Smooth Support Vector Regression - Python实现
时间:2020-03-24
本文章向大家介绍Smooth Support Vector Regression - Python实现,主要包括Smooth Support Vector Regression - Python实现使用实例、应用技巧、基本知识点总结和需要注意事项,具有一定的参考价值,需要的朋友可以参考一下。
- 算法特征:
①. 所有点尽可能落在管道内; ②. 极大化margin; ③. 极小化管道残差. - 算法推导:
Part Ⅰ
引入光滑化手段: 详见https://www.cnblogs.com/xxhbdk/p/12275567.html
定义:
\begin{equation*}
\begin{split}
\left| x \right|_{\epsilon} &= \max\{0, \left| x \right| - \epsilon\} \\
&=\max\{0, x - \epsilon\} + \max\{0, -x - \epsilon\} \\
&=(x-\epsilon)_+ + (-x-\epsilon)_+
\end{split}
\end{equation*}
由于$(x-\epsilon)_+ \cdot (-x-\epsilon)_+ = 0$, 则
\begin{equation*}
\left|x\right|_{\epsilon}^2 = (x-\epsilon)_+^2 + (-x - \epsilon)_+^2
\end{equation*}
定义:
\begin{equation*}
p_{\epsilon}^2(x, \beta) = (p(x-\epsilon, \beta))^2 + (p(-x-\epsilon, \beta))^2
\end{equation*}
其中, $p(x, \beta) = \frac{1}{\beta}\ln(\mathrm{e}^{\beta x} + 1)$, $\beta$为光滑化参数.

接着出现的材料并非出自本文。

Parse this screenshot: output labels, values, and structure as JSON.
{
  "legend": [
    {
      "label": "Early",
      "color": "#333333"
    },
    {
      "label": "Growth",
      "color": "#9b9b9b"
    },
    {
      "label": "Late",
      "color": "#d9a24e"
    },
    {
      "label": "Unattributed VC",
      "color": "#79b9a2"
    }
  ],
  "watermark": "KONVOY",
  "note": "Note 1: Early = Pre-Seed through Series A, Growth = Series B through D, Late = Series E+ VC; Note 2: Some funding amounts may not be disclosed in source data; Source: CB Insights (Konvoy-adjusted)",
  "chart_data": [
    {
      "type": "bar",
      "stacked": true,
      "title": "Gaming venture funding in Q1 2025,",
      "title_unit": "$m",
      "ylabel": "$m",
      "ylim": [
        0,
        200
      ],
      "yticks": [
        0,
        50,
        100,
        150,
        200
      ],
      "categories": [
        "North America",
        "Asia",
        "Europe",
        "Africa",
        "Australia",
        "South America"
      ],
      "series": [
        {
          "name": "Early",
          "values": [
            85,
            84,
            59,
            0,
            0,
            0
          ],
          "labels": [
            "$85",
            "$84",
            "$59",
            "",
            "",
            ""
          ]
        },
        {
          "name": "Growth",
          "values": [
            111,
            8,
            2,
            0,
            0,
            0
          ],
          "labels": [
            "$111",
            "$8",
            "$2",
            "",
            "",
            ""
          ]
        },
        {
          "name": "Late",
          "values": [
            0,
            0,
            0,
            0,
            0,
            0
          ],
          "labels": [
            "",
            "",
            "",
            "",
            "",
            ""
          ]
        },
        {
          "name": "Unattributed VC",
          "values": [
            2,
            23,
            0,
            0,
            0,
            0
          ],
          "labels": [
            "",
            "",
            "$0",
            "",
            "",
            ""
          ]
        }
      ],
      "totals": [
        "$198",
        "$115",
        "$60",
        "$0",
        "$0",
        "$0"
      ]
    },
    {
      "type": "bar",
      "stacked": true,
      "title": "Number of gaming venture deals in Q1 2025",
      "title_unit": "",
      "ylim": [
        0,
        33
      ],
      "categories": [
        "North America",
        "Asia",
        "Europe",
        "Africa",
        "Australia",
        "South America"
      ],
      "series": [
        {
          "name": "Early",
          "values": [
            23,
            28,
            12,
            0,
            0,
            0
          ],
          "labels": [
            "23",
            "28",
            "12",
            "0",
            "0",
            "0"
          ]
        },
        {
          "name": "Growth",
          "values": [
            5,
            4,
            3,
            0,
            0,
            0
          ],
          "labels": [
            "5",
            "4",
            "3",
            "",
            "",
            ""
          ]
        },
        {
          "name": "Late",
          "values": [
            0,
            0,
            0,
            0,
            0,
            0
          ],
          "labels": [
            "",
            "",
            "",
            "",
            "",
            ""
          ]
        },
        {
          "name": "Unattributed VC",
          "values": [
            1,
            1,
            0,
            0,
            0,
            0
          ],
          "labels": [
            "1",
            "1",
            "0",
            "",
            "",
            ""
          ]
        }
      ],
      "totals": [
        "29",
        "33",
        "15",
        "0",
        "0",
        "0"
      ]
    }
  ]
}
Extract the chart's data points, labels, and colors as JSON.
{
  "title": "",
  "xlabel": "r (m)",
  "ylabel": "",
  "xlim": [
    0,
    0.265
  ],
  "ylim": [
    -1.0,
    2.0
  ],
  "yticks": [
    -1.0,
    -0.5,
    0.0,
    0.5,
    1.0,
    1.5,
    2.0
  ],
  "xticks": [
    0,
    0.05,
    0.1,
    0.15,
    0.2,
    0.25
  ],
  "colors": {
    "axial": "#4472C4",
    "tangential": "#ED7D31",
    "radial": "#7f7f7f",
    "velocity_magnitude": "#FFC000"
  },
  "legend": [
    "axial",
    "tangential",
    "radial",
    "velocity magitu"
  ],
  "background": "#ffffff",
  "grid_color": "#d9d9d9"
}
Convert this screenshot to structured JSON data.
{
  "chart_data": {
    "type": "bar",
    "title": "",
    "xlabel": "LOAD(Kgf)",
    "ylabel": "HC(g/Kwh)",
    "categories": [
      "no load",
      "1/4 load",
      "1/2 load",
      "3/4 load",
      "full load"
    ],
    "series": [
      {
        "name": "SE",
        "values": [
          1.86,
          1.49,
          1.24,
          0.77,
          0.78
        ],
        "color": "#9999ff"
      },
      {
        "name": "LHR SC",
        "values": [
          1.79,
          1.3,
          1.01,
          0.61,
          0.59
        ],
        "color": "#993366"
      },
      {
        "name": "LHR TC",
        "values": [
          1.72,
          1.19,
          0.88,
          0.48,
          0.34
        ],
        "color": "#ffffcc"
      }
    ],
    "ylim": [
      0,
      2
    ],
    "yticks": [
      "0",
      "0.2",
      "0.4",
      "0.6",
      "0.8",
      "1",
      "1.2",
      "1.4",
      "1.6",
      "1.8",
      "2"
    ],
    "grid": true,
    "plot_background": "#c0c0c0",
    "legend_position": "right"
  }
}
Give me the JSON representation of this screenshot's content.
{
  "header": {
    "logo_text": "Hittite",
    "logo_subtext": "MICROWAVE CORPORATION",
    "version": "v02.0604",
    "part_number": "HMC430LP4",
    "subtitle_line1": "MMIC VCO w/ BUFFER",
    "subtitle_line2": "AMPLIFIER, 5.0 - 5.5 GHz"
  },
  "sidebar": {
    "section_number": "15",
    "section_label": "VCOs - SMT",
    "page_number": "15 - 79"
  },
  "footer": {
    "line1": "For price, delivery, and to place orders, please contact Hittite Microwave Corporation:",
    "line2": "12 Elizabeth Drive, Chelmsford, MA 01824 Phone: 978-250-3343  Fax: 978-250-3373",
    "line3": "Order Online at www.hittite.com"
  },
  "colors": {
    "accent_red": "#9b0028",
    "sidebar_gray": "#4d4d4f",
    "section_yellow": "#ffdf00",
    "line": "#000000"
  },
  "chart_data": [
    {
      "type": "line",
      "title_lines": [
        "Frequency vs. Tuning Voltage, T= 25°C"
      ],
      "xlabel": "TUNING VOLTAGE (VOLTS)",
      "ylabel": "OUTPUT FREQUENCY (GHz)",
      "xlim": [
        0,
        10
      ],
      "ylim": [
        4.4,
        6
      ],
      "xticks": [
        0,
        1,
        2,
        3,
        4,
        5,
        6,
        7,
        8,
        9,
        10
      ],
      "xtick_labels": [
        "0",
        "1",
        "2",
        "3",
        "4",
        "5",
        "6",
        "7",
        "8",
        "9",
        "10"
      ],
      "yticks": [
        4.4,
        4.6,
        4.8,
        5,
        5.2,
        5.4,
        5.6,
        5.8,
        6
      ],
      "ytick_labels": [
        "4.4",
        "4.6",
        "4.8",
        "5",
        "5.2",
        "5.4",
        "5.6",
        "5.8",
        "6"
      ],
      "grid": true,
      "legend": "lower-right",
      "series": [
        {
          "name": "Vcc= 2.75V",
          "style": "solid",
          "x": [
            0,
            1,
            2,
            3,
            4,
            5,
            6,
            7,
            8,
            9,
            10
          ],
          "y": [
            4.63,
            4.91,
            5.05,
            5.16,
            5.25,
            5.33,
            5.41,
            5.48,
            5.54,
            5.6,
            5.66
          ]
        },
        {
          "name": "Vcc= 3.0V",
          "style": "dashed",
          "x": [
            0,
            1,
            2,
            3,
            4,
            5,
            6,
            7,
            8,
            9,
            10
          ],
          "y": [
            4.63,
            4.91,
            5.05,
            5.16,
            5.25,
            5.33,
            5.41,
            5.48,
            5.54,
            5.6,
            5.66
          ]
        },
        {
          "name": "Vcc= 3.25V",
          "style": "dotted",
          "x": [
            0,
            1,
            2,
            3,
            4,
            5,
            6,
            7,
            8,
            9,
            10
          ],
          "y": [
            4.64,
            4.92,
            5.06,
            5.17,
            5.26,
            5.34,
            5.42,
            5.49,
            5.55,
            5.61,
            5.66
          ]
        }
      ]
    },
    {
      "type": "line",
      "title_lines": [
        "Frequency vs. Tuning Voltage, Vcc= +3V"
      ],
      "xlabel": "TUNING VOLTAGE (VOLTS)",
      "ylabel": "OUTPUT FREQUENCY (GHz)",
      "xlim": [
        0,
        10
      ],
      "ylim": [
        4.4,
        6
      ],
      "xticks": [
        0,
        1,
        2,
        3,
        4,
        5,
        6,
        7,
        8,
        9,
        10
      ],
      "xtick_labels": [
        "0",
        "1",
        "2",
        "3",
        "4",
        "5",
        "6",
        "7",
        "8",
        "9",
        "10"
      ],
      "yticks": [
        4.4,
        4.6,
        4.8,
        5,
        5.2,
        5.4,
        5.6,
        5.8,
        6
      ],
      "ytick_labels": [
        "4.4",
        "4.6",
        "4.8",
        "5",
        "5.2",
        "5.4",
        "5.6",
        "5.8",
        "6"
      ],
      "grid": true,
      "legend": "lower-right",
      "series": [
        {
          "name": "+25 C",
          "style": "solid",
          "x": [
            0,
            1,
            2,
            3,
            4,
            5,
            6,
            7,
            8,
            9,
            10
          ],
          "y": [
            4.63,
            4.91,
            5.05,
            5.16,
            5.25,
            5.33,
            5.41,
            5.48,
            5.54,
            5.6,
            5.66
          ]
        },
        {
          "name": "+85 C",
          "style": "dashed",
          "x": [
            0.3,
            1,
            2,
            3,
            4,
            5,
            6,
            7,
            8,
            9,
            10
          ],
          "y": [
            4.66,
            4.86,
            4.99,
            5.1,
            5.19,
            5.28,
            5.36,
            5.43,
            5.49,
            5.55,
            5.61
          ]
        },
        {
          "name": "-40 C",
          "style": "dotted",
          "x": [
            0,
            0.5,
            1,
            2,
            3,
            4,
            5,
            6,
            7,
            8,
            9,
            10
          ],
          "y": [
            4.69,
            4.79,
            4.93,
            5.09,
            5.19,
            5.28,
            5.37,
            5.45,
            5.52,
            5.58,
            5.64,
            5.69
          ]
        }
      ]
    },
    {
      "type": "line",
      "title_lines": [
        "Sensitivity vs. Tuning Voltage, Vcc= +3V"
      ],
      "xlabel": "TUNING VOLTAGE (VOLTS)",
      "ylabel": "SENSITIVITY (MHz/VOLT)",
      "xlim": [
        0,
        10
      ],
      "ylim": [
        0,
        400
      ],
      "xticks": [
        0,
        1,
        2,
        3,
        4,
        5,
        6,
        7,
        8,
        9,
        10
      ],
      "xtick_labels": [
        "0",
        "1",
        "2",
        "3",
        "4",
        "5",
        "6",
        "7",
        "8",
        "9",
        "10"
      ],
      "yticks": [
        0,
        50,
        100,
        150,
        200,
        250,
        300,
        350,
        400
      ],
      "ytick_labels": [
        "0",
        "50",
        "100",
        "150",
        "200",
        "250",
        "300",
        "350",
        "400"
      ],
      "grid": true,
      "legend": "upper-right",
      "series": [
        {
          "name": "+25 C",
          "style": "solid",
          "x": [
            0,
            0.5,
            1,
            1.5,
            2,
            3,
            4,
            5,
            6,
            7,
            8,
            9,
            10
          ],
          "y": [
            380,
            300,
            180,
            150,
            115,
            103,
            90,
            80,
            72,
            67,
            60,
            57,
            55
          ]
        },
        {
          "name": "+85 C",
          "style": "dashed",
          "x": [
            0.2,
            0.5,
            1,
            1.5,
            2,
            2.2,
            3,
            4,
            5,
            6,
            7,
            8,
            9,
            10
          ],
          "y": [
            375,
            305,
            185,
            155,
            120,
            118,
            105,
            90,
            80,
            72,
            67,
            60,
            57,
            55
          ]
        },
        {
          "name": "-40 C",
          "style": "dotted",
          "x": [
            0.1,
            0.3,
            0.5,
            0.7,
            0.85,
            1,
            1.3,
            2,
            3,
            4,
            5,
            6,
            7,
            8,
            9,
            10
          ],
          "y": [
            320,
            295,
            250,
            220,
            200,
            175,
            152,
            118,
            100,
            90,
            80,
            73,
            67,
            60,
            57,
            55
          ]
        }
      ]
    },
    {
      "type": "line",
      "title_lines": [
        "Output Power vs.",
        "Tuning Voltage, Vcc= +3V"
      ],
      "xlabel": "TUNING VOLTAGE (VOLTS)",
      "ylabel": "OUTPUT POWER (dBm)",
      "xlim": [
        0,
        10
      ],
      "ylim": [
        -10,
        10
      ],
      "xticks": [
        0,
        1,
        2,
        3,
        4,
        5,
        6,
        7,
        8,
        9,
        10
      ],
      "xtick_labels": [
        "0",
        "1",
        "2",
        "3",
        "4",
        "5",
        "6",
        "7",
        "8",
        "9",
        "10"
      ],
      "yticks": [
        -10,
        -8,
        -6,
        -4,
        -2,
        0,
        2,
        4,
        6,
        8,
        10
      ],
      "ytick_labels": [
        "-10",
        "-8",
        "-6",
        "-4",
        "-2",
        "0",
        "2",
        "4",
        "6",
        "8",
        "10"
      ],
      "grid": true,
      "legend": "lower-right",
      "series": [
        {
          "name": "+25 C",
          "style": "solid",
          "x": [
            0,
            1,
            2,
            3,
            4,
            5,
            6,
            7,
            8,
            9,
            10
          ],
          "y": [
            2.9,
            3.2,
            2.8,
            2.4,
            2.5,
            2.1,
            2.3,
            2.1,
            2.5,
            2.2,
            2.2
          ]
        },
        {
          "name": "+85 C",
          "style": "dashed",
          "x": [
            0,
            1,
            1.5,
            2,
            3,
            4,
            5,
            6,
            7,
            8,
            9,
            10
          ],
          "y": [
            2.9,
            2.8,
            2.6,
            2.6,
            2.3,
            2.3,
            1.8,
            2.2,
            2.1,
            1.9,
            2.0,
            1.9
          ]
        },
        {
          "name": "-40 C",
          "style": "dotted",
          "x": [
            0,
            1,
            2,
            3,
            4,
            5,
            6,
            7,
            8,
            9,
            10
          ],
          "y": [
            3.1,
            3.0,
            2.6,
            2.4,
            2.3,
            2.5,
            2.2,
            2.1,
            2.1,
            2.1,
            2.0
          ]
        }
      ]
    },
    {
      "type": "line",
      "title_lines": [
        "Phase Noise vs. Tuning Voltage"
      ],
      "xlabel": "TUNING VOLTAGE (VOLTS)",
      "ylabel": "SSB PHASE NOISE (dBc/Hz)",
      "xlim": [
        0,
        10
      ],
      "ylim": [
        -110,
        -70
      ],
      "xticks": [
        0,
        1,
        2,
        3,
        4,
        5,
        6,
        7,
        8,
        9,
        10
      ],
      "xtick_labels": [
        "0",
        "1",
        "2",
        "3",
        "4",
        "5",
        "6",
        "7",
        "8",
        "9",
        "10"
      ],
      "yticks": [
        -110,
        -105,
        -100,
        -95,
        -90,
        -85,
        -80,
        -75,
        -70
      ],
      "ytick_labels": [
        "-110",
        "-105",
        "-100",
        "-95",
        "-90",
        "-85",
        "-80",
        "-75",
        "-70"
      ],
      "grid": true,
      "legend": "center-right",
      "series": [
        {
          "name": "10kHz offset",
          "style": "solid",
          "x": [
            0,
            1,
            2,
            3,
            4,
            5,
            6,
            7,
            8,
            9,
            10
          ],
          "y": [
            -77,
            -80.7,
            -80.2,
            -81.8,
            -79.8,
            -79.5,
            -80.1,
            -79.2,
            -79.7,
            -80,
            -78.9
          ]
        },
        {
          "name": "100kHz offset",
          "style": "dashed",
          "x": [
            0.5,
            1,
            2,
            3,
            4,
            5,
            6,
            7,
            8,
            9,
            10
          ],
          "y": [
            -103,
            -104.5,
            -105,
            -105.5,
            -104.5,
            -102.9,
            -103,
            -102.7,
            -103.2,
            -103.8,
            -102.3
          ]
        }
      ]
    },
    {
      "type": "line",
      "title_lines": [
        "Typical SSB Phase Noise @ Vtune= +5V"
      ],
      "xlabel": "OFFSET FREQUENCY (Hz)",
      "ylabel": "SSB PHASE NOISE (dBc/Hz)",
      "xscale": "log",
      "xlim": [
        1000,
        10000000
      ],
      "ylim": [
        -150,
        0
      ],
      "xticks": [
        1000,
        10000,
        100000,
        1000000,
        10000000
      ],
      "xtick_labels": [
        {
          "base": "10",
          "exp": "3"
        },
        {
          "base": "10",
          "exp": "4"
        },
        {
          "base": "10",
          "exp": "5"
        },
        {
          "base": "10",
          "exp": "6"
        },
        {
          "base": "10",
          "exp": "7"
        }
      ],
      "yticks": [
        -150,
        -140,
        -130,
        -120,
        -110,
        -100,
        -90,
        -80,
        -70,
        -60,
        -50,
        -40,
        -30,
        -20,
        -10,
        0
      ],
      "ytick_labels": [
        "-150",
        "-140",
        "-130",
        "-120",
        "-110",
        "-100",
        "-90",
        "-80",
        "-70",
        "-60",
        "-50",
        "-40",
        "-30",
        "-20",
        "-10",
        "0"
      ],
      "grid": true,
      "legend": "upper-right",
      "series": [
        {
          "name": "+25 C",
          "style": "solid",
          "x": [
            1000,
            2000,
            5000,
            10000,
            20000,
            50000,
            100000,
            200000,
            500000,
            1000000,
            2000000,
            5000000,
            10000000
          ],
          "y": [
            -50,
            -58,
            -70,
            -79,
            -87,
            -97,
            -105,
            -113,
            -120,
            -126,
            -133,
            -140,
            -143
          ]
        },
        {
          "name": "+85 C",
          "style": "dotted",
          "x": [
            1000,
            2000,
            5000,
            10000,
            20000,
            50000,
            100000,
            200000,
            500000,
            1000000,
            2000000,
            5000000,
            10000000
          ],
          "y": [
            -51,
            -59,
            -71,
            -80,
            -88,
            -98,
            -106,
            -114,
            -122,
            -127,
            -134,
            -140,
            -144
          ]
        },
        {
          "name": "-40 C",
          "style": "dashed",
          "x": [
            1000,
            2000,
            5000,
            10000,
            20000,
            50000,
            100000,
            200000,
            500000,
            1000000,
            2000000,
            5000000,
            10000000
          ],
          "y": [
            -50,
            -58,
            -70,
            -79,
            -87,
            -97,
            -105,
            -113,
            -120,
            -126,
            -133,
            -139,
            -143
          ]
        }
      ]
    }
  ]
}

现采用$p_{\epsilon}^2(x, \beta)$近似$\left|x\right|_{\epsilon}^2$, 相关函数图像如下:
下面给出$p_{\epsilon}^2(x, \beta)$的1阶及2阶导数:
\begin{align*}
\frac{\mathrm{d}p_{\epsilon}^2(x, \beta)}{\mathrm{d}x} &= 2[p(x-\epsilon, \beta)s(x-\epsilon, \beta) - p(-x-\epsilon, \beta)s(-x-\epsilon, \beta)] \\
\frac{\mathrm{d}^2p_{\epsilon}^2(x, \beta)}{\mathrm{d}x^2} &= 2[s^2(x-\epsilon, \beta) + p(x-\epsilon, \beta)\delta(x-\epsilon, \beta) + s^2(-x-\epsilon, \beta) + p(-x-\epsilon, \beta)\delta(-x-\epsilon, \beta)]
\end{align*}
其中, $s(x, \beta) = 1 / (\mathrm{e}^{-\beta x} + 1)$, $\delta(x, \beta) = \beta \mathrm{e}^{\beta x} / (\mathrm{e}^{\beta x} + 1)^2$.
Part Ⅱ
SVC线性回归方程如下:
\begin{equation}
h(x) = W^\mathrm{T}x + b
\label{eq_1}
\end{equation}
其中, $W$是超平面法向量, $b$是超平面偏置参数.
本文拟采用$L_2$范数衡量拟合残差, 则SVR原始优化问题如下:
\begin{equation}
\begin{split}
\min\quad &\frac{1}{2}\|W\|_2^2 + \frac{c}{2}(\|\xi\|_2^2 + \|\xi^{\ast}\|_2^2) \\
\mathrm{s.t.}\quad & \bar{Y} - (A^{\mathrm{T}}W + \mathbf{1}b) \leq \mathbf{1}\epsilon + \xi \\
& \bar{Y} - (A^{\mathrm{T}}W + \mathbf{1}b) \geq -\mathbf{1}\epsilon - \xi^{\ast}
\end{split}
\label{eq_2}
\end{equation}
其中, $A = [x^{(1)}, x^{(2)}, \cdots, x^{(n)}]$, $\bar{Y} = [\bar{y}^{(1)}, \bar{y}^{(2)}, \cdots, \bar{y}^{(n)}]^{\mathrm{T}}$, $\epsilon$是管道残差参数, $\xi$是由所有样本上管道残差组成的列矢量, $-\xi^{\ast}$是由所有样本下管道残差组成的列矢量, $c$为权重参数.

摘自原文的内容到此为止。